Sometimes it is the lack of information, other times it is the abundance of information that hampers efficient decision making. In a rich environment, finding the relevant features from a flurry of irrelevant garbage is key to reaching the right conclusion. The brain needs to address this problem.

Even very simple experiments convincingly demonstrate  that the brain is actually mastering this gating of information: in the attentional blindness paradigm one is tasked to count passes in a video showing a handful of people playing basketball. During the intense game a gorilla is passing through the players. Strangest than the presence of a gorilla in a basketball scene is the fact that the gorilla goes unnoticed at  the overwhelming majority of viewers.

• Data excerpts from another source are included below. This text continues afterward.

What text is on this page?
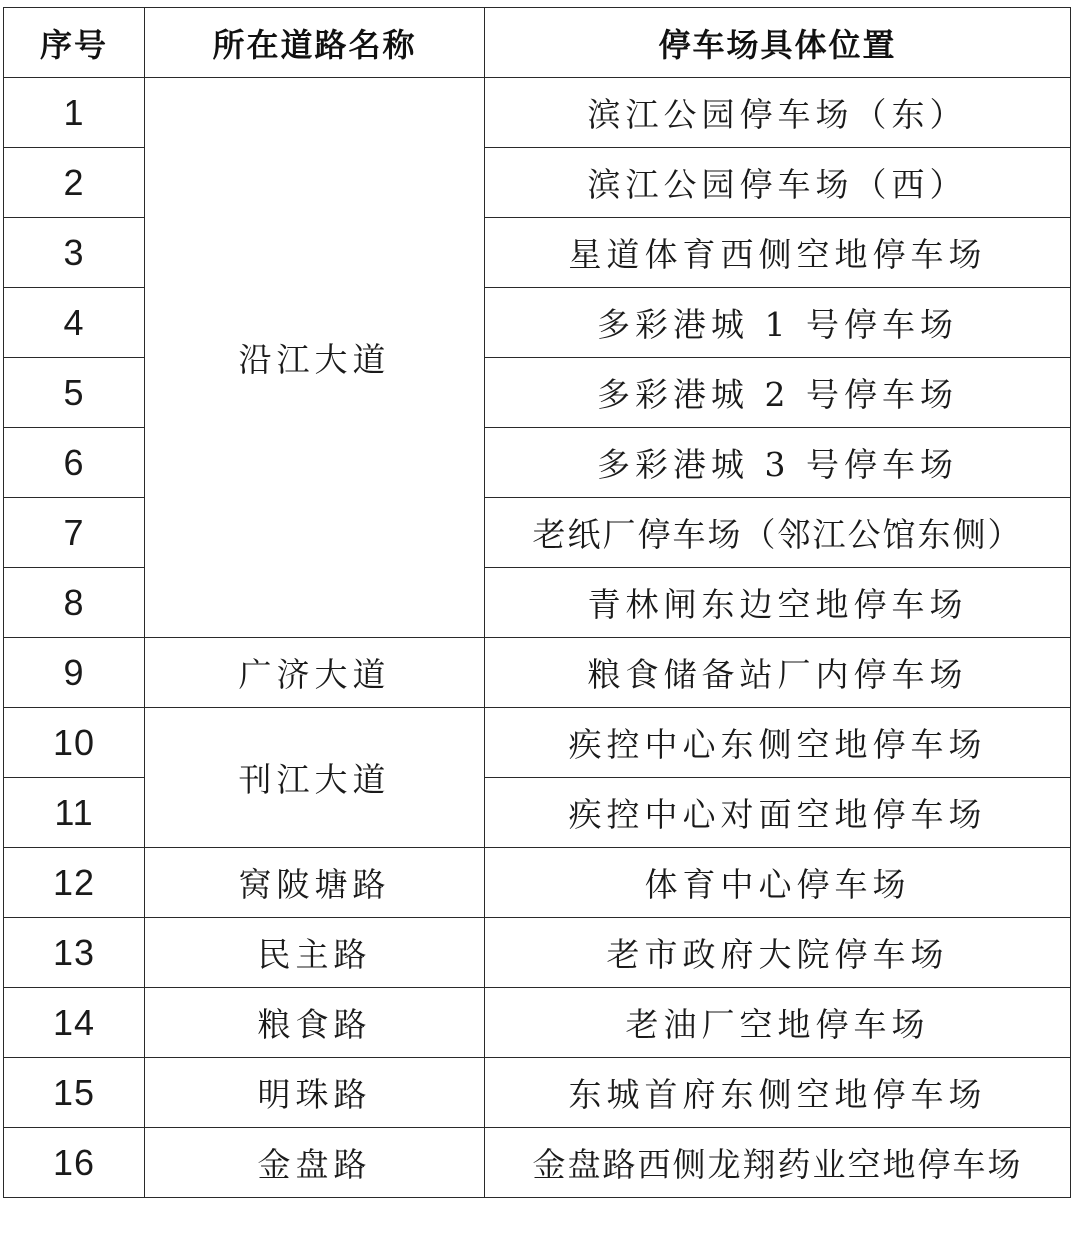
序号	所在道路名称	停车场具体位置
1	沿江大道	滨江公园停车场（东）
2		滨江公园停车场（西）
3		星道体育西侧空地停车场
4		多彩港城 1 号停车场
5		多彩港城 2 号停车场
6		多彩港城 3 号停车场
7		老纸厂停车场（邻江公馆东侧）
8		青林闸东边空地停车场
9	广济大道	粮食储备站厂内停车场
10	刊江大道	疾控中心东侧空地停车场
11		疾控中心对面空地停车场
12	窝陂塘路	体育中心停车场
13	民主路	老市政府大院停车场
14	粮食路	老油厂空地停车场
15	明珠路	东城首府东侧空地停车场
16	金盘路	金盘路西侧龙翔药业空地停车场
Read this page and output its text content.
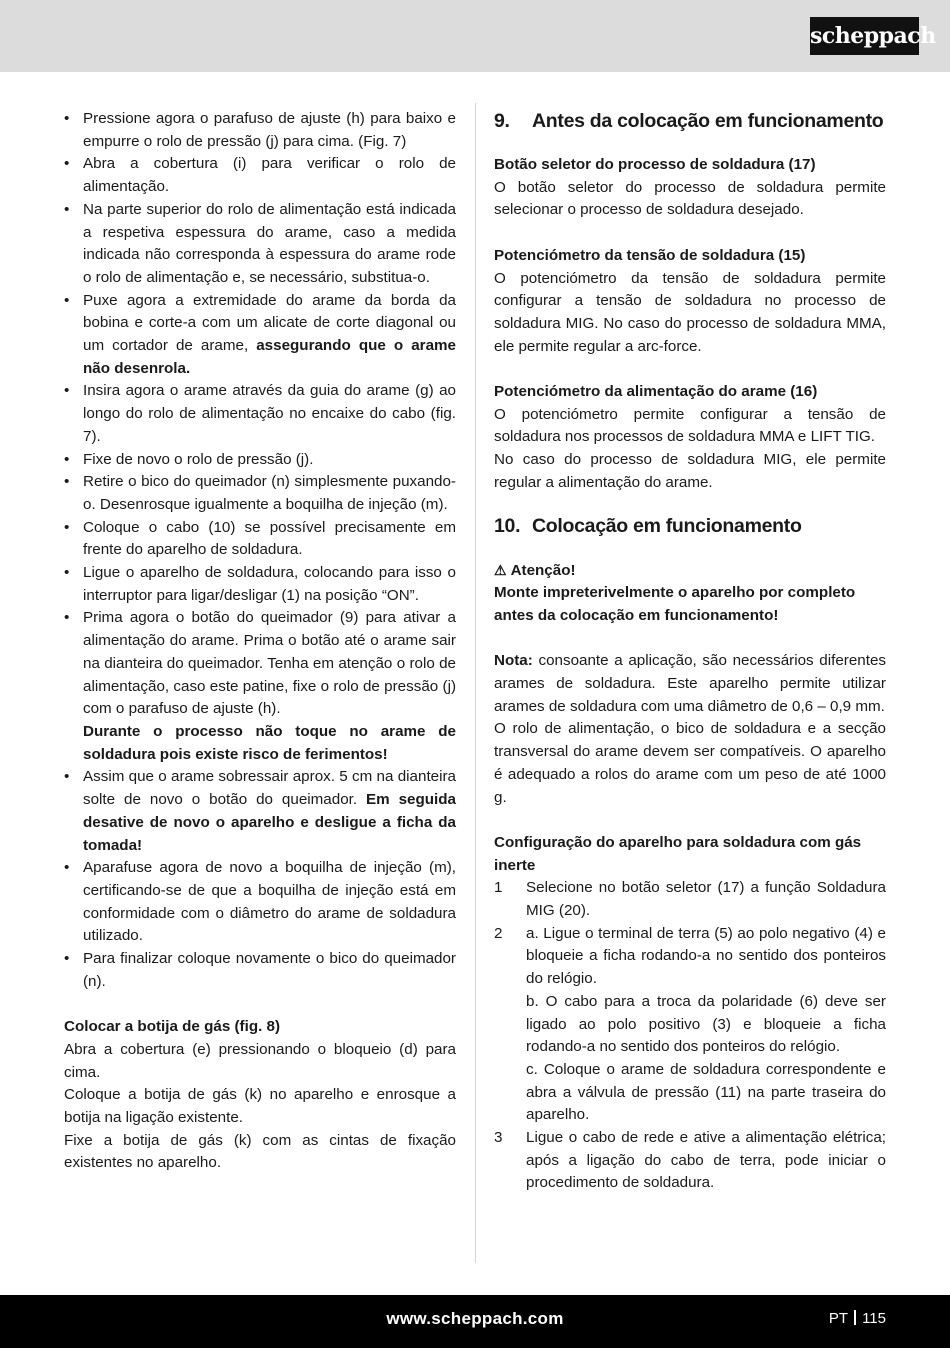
scheppach
• Pressione agora o parafuso de ajuste (h) para baixo e empurre o rolo de pressão (j) para cima. (Fig. 7)
• Abra a cobertura (i) para verificar o rolo de alimentação.
• Na parte superior do rolo de alimentação está indicada a respetiva espessura do arame, caso a medida indicada não corresponda à espessura do arame rode o rolo de alimentação e, se necessário, substitua-o.
• Puxe agora a extremidade do arame da borda da bobina e corte-a com um alicate de corte diagonal ou um cortador de arame, assegurando que o arame não desenrola.
• Insira agora o arame através da guia do arame (g) ao longo do rolo de alimentação no encaixe do cabo (fig. 7).
• Fixe de novo o rolo de pressão (j).
• Retire o bico do queimador (n) simplesmente puxando-o. Desenrosque igualmente a boquilha de injeção (m).
• Coloque o cabo (10) se possível precisamente em frente do aparelho de soldadura.
• Ligue o aparelho de soldadura, colocando para isso o interruptor para ligar/desligar (1) na posição “ON”.
• Prima agora o botão do queimador (9) para ativar a alimentação do arame. Prima o botão até o arame sair na dianteira do queimador. Tenha em atenção o rolo de alimentação, caso este patine, fixe o rolo de pressão (j) com o parafuso de ajuste (h).
Durante o processo não toque no arame de soldadura pois existe risco de ferimentos!
• Assim que o arame sobressair aprox. 5 cm na dianteira solte de novo o botão do queimador. Em seguida desative de novo o aparelho e desligue a ficha da tomada!
• Aparafuse agora de novo a boquilha de injeção (m), certificando-se de que a boquilha de injeção está em conformidade com o diâmetro do arame de soldadura utilizado.
• Para finalizar coloque novamente o bico do queimador (n).
Colocar a botija de gás (fig. 8)

Abra a cobertura (e) pressionando o bloqueio (d) para cima.

Coloque a botija de gás (k) no aparelho e enrosque a botija na ligação existente.

Fixe a botija de gás (k) com as cintas de fixação existentes no aparelho.

9.	Antes da colocação em funcionamento
Botão seletor do processo de soldadura (17)

O botão seletor do processo de soldadura permite selecionar o processo de soldadura desejado.

Potenciómetro da tensão de soldadura (15)

O potenciómetro da tensão de soldadura permite configurar a tensão de soldadura no processo de soldadura MIG. No caso do processo de soldadura MMA, ele permite regular a arc-force.

Potenciómetro da alimentação do arame (16)

O potenciómetro permite configurar a tensão de soldadura nos processos de soldadura MMA e LIFT TIG.

No caso do processo de soldadura MIG, ele permite regular a alimentação do arame.

10. Colocação em funcionamento
⚠ Atenção!

Monte impreterivelmente o aparelho por completo antes da colocação em funcionamento!

Nota: consoante a aplicação, são necessários diferentes arames de soldadura. Este aparelho permite utilizar arames de soldadura com uma diâmetro de 0,6 – 0,9 mm.

O rolo de alimentação, o bico de soldadura e a secção transversal do arame devem ser compatíveis. O aparelho é adequado a rolos do arame com um peso de até 1000 g.

Configuração do aparelho para soldadura com gás inerte
1	Selecione no botão seletor (17) a função Soldadura MIG (20).
2	a. Ligue o terminal de terra (5) ao polo negativo (4) e bloqueie a ficha rodando-a no sentido dos ponteiros do relógio.
b. O cabo para a troca da polaridade (6) deve ser ligado ao polo positivo (3) e bloqueie a ficha rodando-a no sentido dos ponteiros do relógio.
c. Coloque o arame de soldadura correspondente e abra a válvula de pressão (11) na parte traseira do aparelho.
3	Ligue o cabo de rede e ative a alimentação elétrica; após a ligação do cabo de terra, pode iniciar o procedimento de soldadura.
www.scheppach.com	PT 115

Is it the visual cortex which abandons on irrelevant information, or does this happen somewhere higher along the processing hierarchy? With our amazing collaborators at UCLA, the Golshani lab, we investigated mice during a task in which they were presented with both visual and auditory information and were required to make decisions on either the visual or the auditory modality. Since the modality that determined how reward could be obtained changed during the experiment, the relevance of information was actually not constant. This made it possible to assess how stimulus representation is affected by changing relevance. Reassuringly, the visual cortex did its job: the visual stimulus was represented irrespective of the relevance of this modality. However, in a region that is responsible for identifying the right behavioral strategy, the Anterior Cingulate Cortex (ACC) the irrelevant stimulus modality was systematically suppressed when the particular modality became irrelevant. Training a recurrent neural network on an identical task revealed a specific mechanism that leads to such suppression: contextual gating through mutual inhibition between neural subpopulations. A signature of this mechanism was identified in in silico  experiments, which we could identify in our animal experiments as well.

The study was spearheaded by Marci Hajnal, and was greatly supported by ideas from Zsombor Szabó, as well as experiments by Andi Albert.